Figure 5.

Effect of elastase on DC lymphocyte allostimulatory ability. A: Elastase activity of PMN CS. PMNs from two healthy donors were primed or not primed with IL-8 for 5 minutes. Afterward, the cells were thoroughly washed and cultured in RPMI-HSA medium for another 3 hours. Then the supernatants were recovered, diluted, and assessed for elastase activity. B: TGF-β production and MLR induced by allogeneic immature DCs previously treated with elastase. Different concentration of elastase was incubated with DCs for 3 hours and then thoroughly washed and cultured in RPMI-HSA medium for 48 hours for assay of TGF-β or incubated with 10⁵ PBMCs for the MLR. Proliferation is depicted relative to the proliferation of MLR cultures induced by untreated DCs (100%). Relative proliferation is depicted as average means of quadruplicates ± SEM from a series of four experiments. *P < 0.05; **P < 0.01 compared with control group, using Dunnett’s multiple comparisons (cpm and TGF-β1 from untreated DCs was 30,739 ± 664 cpm and 3 ± 0.2 ng/ml, respectively).

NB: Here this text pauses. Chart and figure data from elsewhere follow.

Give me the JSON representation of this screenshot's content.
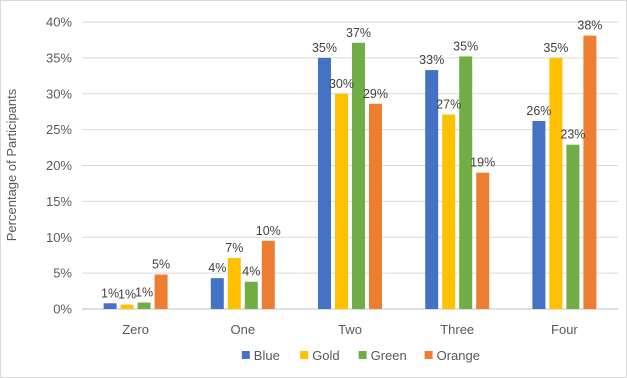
{
  "chart_data": {
    "type": "bar",
    "title": "",
    "xlabel": "",
    "ylabel": "Percentage of Participants",
    "ylim": [
      0,
      40
    ],
    "yticks": [
      0,
      5,
      10,
      15,
      20,
      25,
      30,
      35,
      40
    ],
    "ytick_labels": [
      "0%",
      "5%",
      "10%",
      "15%",
      "20%",
      "25%",
      "30%",
      "35%",
      "40%"
    ],
    "grid": true,
    "legend_position": "bottom",
    "categories": [
      "Zero",
      "One",
      "Two",
      "Three",
      "Four"
    ],
    "series": [
      {
        "name": "Blue",
        "color": "#4472C4",
        "values": [
          0.8,
          4.3,
          35.0,
          33.3,
          26.2
        ],
        "labels": [
          "1%",
          "4%",
          "35%",
          "33%",
          "26%"
        ]
      },
      {
        "name": "Gold",
        "color": "#FFC000",
        "values": [
          0.6,
          7.1,
          30.0,
          27.1,
          35.0
        ],
        "labels": [
          "1%",
          "7%",
          "30%",
          "27%",
          "35%"
        ]
      },
      {
        "name": "Green",
        "color": "#70AD47",
        "values": [
          0.9,
          3.8,
          37.1,
          35.2,
          22.9
        ],
        "labels": [
          "1%",
          "4%",
          "37%",
          "35%",
          "23%"
        ]
      },
      {
        "name": "Orange",
        "color": "#ED7D31",
        "values": [
          4.8,
          9.5,
          28.6,
          19.0,
          38.1
        ],
        "labels": [
          "5%",
          "10%",
          "29%",
          "19%",
          "38%"
        ]
      }
    ]
  }
}
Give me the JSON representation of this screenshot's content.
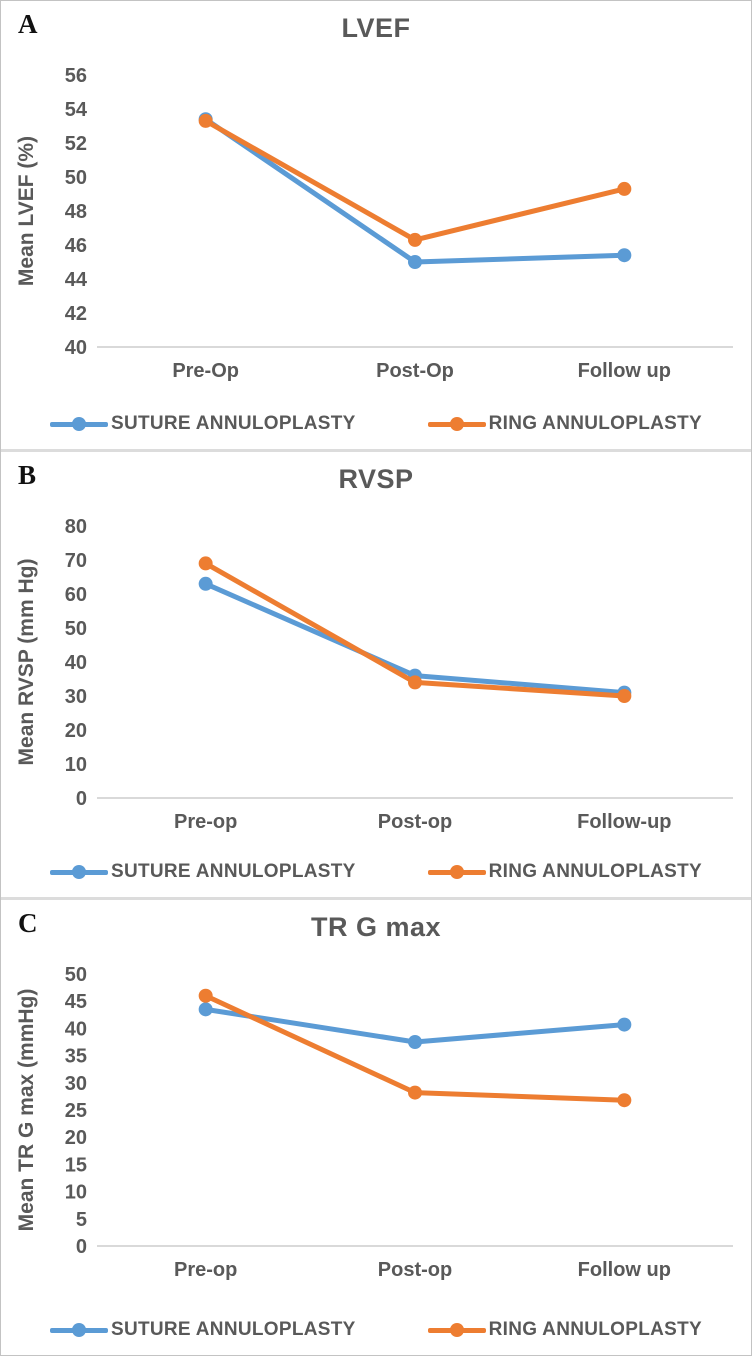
{
  "figure": {
    "text_color": "#595959",
    "axis_line_color": "#d9d9d9",
    "panel_border_color": "#c3c3c3",
    "panels": [
      {
        "letter": "A"
      },
      {
        "letter": "B"
      },
      {
        "letter": "C"
      }
    ]
  },
  "chart_data": [
    {
      "type": "line",
      "title": "LVEF",
      "ylabel": "Mean LVEF (%)",
      "categories": [
        "Pre-Op",
        "Post-Op",
        "Follow up"
      ],
      "series": [
        {
          "name": "SUTURE ANNULOPLASTY",
          "color": "#5B9BD5",
          "values": [
            53.4,
            45.0,
            45.4
          ]
        },
        {
          "name": "RING ANNULOPLASTY",
          "color": "#ED7D31",
          "values": [
            53.3,
            46.3,
            49.3
          ]
        }
      ],
      "ylim": [
        40,
        56
      ],
      "ytick_step": 2,
      "grid": false,
      "legend_position": "bottom"
    },
    {
      "type": "line",
      "title": "RVSP",
      "ylabel": "Mean RVSP (mm Hg)",
      "categories": [
        "Pre-op",
        "Post-op",
        "Follow-up"
      ],
      "series": [
        {
          "name": "SUTURE ANNULOPLASTY",
          "color": "#5B9BD5",
          "values": [
            63,
            36,
            31
          ]
        },
        {
          "name": "RING ANNULOPLASTY",
          "color": "#ED7D31",
          "values": [
            69,
            34,
            30
          ]
        }
      ],
      "ylim": [
        0,
        80
      ],
      "ytick_step": 10,
      "grid": false,
      "legend_position": "bottom"
    },
    {
      "type": "line",
      "title": "TR G max",
      "ylabel": "Mean TR G max (mmHg)",
      "categories": [
        "Pre-op",
        "Post-op",
        "Follow up"
      ],
      "series": [
        {
          "name": "SUTURE ANNULOPLASTY",
          "color": "#5B9BD5",
          "values": [
            43.5,
            37.5,
            40.7
          ]
        },
        {
          "name": "RING ANNULOPLASTY",
          "color": "#ED7D31",
          "values": [
            46,
            28.2,
            26.8
          ]
        }
      ],
      "ylim": [
        0,
        50
      ],
      "ytick_step": 5,
      "grid": false,
      "legend_position": "bottom"
    }
  ]
}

C: To evaluate the effect of SLPI on PMN-CS-treated DC lymphocyte allostimulatory ability and TGF-β1 production, DCs (3 × 10⁴) were incubated for 3 hours with PMN CS and different concentrations of SLPI. Then, cells were thoroughly washed and incubated with 10⁵ PBMCs for the MLR (dotted line) or cultured in RPMI-HSA medium for 48 hours for assay of TGF-β1 production (solid line). Proliferation is depicted relative to the proliferation of MLR cultures induced by untreated DCs (100%). Relative proliferation is depicted as average means of quadruplicates ± SEM from a series of four experiments *P < 0.05 and **P < 0.01 compared with control group, using Dunnett’s multiple comparisons test.